Manmademan
Member
A lot of the truly "Nintendo hard" games were that way because of bugs, shitty controls, and bad design. Most of the better games from that era- the Mario games, Zelda games, etc- weren't that hard relative to their modern counterparts.
There's another angle to the "games were short so difficulty was upped to inflate playtime" answer- as games got longer in later eras, the ability to save your progress became more of a requirement, which naturally took away one of the major causes of the difficulty of older games- that if you failed too much, you'd eventually burn through all of your lives and continues and be forced to start over from the beginning. A save system places a limit on how far back a game can send you when you fail, so when you're stuck on one part you can spend more time working on that part and less time getting back to that part.
Citation clearly needed here. There were plenty of games with good design that were just hard as fuck because that's the way the game was. Not "bad design", just hard.
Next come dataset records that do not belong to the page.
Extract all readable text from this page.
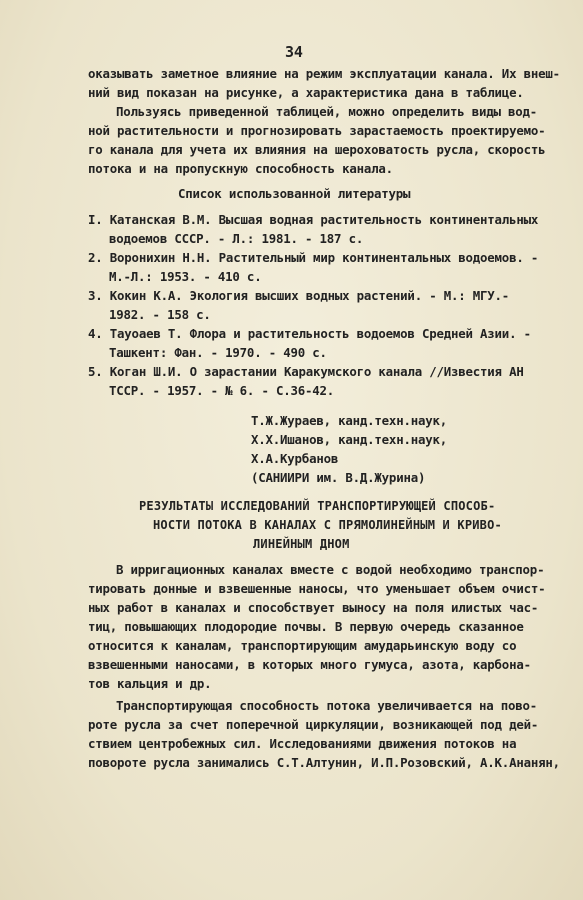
34
оказывать заметное влияние на режим эксплуатации канала. Их внеш-
ний вид показан на рисунке, а характеристика дана в таблице.
Пользуясь приведенной таблицей, можно определить виды вод-
ной растительности и прогнозировать зарастаемость проектируемо-
го канала для учета их влияния на шероховатость русла, скорость
потока и на пропускную способность канала.
Список использованной литературы
I. Катанская В.М. Высшая водная растительность континентальных
водоемов СССР. - Л.: 1981. - 187 с.
2. Воронихин Н.Н. Растительный мир континентальных водоемов. -
М.-Л.: 1953. - 410 с.
3. Кокин К.А. Экология высших водных растений. - М.: МГУ.-
1982. - 158 с.
4. Тауоаев Т. Флора и растительность водоемов Средней Азии. -
Ташкент: Фан. - 1970. - 490 с.
5. Коган Ш.И. О зарастании Каракумского канала //Известия АН
ТССР. - 1957. - № 6. - С.36-42.
Т.Ж.Жураев, канд.техн.наук,
Х.Х.Ишанов, канд.техн.наук,
Х.А.Курбанов
(САНИИРИ им. В.Д.Журина)
РЕЗУЛЬТАТЫ ИССЛЕДОВАНИЙ ТРАНСПОРТИРУЮЩЕЙ СПОСОБ-
НОСТИ ПОТОКА В КАНАЛАХ С ПРЯМОЛИНЕЙНЫМ И КРИВО-
ЛИНЕЙНЫМ ДНОМ
В ирригационных каналах вместе с водой необходимо транспор-
тировать донные и взвешенные наносы, что уменьшает объем очист-
ных работ в каналах и способствует выносу на поля илистых час-
тиц, повышающих плодородие почвы. В первую очередь сказанное
относится к каналам, транспортирующим амударьинскую воду со
взвешенными наносами, в которых много гумуса, азота, карбона-
тов кальция и др.
Транспортирующая способность потока увеличивается на пово-
роте русла за счет поперечной циркуляции, возникающей под дей-
ствием центробежных сил. Исследованиями движения потоков на
повороте русла занимались С.Т.Алтунин, И.П.Розовский, А.К.Ананян,
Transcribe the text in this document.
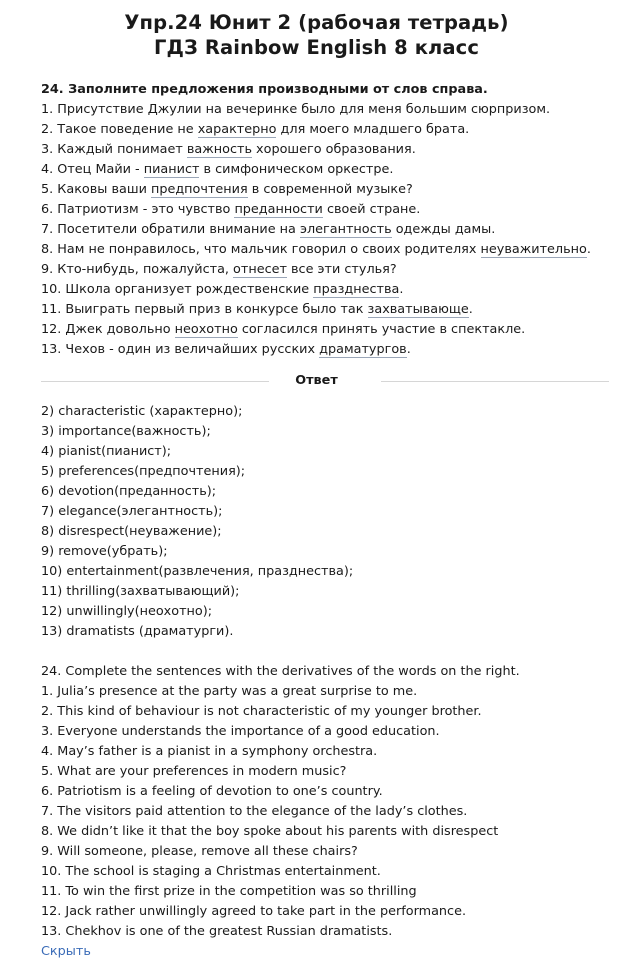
Упр.24 Юнит 2 (рабочая тетрадь)
ГДЗ Rainbow English 8 класс
24. Заполните предложения производными от слов справа.
1. Присутствие Джулии на вечеринке было для меня большим сюрпризом.
2. Такое поведение не характерно для моего младшего брата.
3. Каждый понимает важность хорошего образования.
4. Отец Майи - пианист в симфоническом оркестре.
5. Каковы ваши предпочтения в современной музыке?
6. Патриотизм - это чувство преданности своей стране.
7. Посетители обратили внимание на элегантность одежды дамы.
8. Нам не понравилось, что мальчик говорил о своих родителях неуважительно.
9. Кто-нибудь, пожалуйста, отнесет все эти стулья?
10. Школа организует рождественские празднества.
11. Выиграть первый приз в конкурсе было так захватывающе.
12. Джек довольно неохотно согласился принять участие в спектакле.
13. Чехов - один из величайших русских драматургов.
Ответ
2) characteristic (характерно);
3) importance(важность);
4) pianist(пианист);
5) preferences(предпочтения);
6) devotion(преданность);
7) elegance(элегантность);
8) disrespect(неуважение);
9) remove(убрать);
10) entertainment(развлечения, празднества);
11) thrilling(захватывающий);
12) unwillingly(неохотно);
13) dramatists (драматурги).
24. Complete the sentences with the derivatives of the words on the right.
1. Julia’s presence at the party was a great surprise to me.
2. This kind of behaviour is not characteristic of my younger brother.
3. Everyone understands the importance of a good education.
4. May’s father is a pianist in a symphony orchestra.
5. What are your preferences in modern music?
6. Patriotism is a feeling of devotion to one’s country.
7. The visitors paid attention to the elegance of the lady’s clothes.
8. We didn’t like it that the boy spoke about his parents with disrespect
9. Will someone, please, remove all these chairs?
10. The school is staging a Christmas entertainment.
11. To win the first prize in the competition was so thrilling
12. Jack rather unwillingly agreed to take part in the performance.
13. Chekhov is one of the greatest Russian dramatists.
Скрыть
Even SMB (yes, the first one) is pretty tough to get through without using warp zones. Zelda II isn't exactly easy either.
What about Solomon's Key? Abadox? Bayou Billy? Double Dragon III? Mega Man? Ghosts N Goblins? no one in their right mind thinks these were badly designed.
Edit: the hardest NES game I ever FINISHED was probably Milon's Secret Castle- someone just gave me that one as a naked cartridge and i had no idea what the hell was going on. The game design is just bizarre.